Hot Off the Press – February 7, 2022
Published in Molecular Psychiatry by Zhi-Bing You and Lorenzo Leggio et, al. at NIDA IRP.
Ghrelin, an orexigenic hormone, has recently emerged as a critical biological substrate implicated in drug reward. However, the reciprocal interactions between the endogenous ghrelin system and drug-motivated behaviors remain to be understood. With a variety of experimental approaches in this study, we find that acquisition of oxycodone-taking behaviors in rat is associated with elevations in the function of the endogenous ghrelin system as demonstrated by increased circulating ghrelin levels as a result of oxycodone-taking plus upregulated ghrelin receptor mRNA levels in dopamine neurons in the ventral tegmental area (VTA), a neuronal population critical for reward-taking.
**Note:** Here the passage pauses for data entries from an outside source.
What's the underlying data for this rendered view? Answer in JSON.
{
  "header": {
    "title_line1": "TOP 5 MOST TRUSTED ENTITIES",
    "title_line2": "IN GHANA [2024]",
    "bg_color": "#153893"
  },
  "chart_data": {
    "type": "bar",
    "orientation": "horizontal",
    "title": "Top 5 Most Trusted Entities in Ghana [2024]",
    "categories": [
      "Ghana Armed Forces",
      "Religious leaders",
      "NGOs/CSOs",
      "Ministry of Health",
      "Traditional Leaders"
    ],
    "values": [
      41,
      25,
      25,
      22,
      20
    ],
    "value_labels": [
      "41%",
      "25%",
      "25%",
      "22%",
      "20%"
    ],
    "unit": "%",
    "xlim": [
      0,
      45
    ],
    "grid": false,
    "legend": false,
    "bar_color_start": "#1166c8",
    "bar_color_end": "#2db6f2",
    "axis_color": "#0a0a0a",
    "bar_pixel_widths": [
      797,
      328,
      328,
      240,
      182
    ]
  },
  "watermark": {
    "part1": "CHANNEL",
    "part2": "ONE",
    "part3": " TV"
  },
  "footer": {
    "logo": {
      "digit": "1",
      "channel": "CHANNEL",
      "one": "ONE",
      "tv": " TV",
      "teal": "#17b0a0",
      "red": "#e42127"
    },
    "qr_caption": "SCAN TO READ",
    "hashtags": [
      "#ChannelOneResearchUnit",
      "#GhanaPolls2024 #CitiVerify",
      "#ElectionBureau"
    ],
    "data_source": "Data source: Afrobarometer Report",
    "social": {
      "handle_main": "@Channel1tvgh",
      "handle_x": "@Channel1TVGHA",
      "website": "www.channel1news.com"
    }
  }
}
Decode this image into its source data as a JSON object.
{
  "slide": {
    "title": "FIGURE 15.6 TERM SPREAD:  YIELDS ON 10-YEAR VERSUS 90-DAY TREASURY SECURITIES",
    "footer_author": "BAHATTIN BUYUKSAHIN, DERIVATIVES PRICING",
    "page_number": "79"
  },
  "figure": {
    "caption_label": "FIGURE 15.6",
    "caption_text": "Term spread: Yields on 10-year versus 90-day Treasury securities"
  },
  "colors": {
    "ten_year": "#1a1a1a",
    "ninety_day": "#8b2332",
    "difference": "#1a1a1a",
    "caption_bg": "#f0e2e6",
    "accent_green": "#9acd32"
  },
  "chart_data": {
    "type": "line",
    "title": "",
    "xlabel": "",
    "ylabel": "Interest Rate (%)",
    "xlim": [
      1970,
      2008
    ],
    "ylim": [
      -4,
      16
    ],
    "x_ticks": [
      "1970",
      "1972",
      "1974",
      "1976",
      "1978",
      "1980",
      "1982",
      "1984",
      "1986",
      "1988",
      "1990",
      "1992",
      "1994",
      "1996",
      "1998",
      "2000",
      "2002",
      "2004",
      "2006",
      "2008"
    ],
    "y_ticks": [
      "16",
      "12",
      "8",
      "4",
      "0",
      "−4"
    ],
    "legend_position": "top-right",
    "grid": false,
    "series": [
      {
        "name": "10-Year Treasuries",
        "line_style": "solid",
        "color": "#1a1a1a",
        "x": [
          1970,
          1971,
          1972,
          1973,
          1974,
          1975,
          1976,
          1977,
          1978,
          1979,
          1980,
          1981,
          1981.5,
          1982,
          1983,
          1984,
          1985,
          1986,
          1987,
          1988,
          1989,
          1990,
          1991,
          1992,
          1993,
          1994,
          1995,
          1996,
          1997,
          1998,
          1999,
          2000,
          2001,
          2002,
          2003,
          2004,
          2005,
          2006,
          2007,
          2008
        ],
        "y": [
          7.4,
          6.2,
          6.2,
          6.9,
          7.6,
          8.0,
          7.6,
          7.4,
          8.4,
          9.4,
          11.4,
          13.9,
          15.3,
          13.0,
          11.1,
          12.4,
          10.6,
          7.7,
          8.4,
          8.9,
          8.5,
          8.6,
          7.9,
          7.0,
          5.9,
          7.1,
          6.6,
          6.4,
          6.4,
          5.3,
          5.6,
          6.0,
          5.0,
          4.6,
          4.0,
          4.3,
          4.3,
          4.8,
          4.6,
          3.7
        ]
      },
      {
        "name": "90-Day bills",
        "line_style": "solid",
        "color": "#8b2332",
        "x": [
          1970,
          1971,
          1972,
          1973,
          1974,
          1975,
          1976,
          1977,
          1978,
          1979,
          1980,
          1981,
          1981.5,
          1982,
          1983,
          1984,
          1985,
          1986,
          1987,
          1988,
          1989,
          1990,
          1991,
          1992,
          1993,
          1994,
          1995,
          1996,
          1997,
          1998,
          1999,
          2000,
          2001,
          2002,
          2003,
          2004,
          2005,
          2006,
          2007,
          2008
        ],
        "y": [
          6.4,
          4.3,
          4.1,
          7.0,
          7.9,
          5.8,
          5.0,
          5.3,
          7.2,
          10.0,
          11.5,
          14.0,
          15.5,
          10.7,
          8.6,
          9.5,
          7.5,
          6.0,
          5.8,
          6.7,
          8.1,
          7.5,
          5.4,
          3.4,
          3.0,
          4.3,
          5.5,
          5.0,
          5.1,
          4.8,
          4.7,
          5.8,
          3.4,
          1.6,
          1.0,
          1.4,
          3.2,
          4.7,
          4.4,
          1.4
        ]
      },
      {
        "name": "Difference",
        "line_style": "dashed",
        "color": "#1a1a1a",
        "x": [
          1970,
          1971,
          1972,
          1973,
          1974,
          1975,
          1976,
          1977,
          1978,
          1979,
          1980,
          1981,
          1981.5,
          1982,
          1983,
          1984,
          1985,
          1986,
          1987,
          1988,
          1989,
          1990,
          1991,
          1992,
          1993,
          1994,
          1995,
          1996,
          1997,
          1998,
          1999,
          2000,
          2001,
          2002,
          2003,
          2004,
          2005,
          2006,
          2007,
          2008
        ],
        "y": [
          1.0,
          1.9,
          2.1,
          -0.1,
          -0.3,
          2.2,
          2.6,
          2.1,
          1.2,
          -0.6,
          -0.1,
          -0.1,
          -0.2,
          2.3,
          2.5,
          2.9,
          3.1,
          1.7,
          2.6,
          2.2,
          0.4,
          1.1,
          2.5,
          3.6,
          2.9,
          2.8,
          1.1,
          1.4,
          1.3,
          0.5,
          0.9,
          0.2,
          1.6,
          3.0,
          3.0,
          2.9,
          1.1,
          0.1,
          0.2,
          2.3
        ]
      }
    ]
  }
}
Pharmacological blockade of the ghrelin receptor decreases oxycodone-taking and incentive motivation for oxycodone-taking in rats and inhibits brain stimulation reward maintained by optogenetic stimulation of VTA dopamine neurons in mice. Our findings suggest that elevation of ghrelin signaling by oxycodone-motivated behavior is a causal process by which oxycodone motivates drug-taking, and that targeting the ghrelin system may be a viable treatment approach for opioid use disorders.
Publication Information
In: Mol Psychiatry, 2022, ISSN: 1476-5578.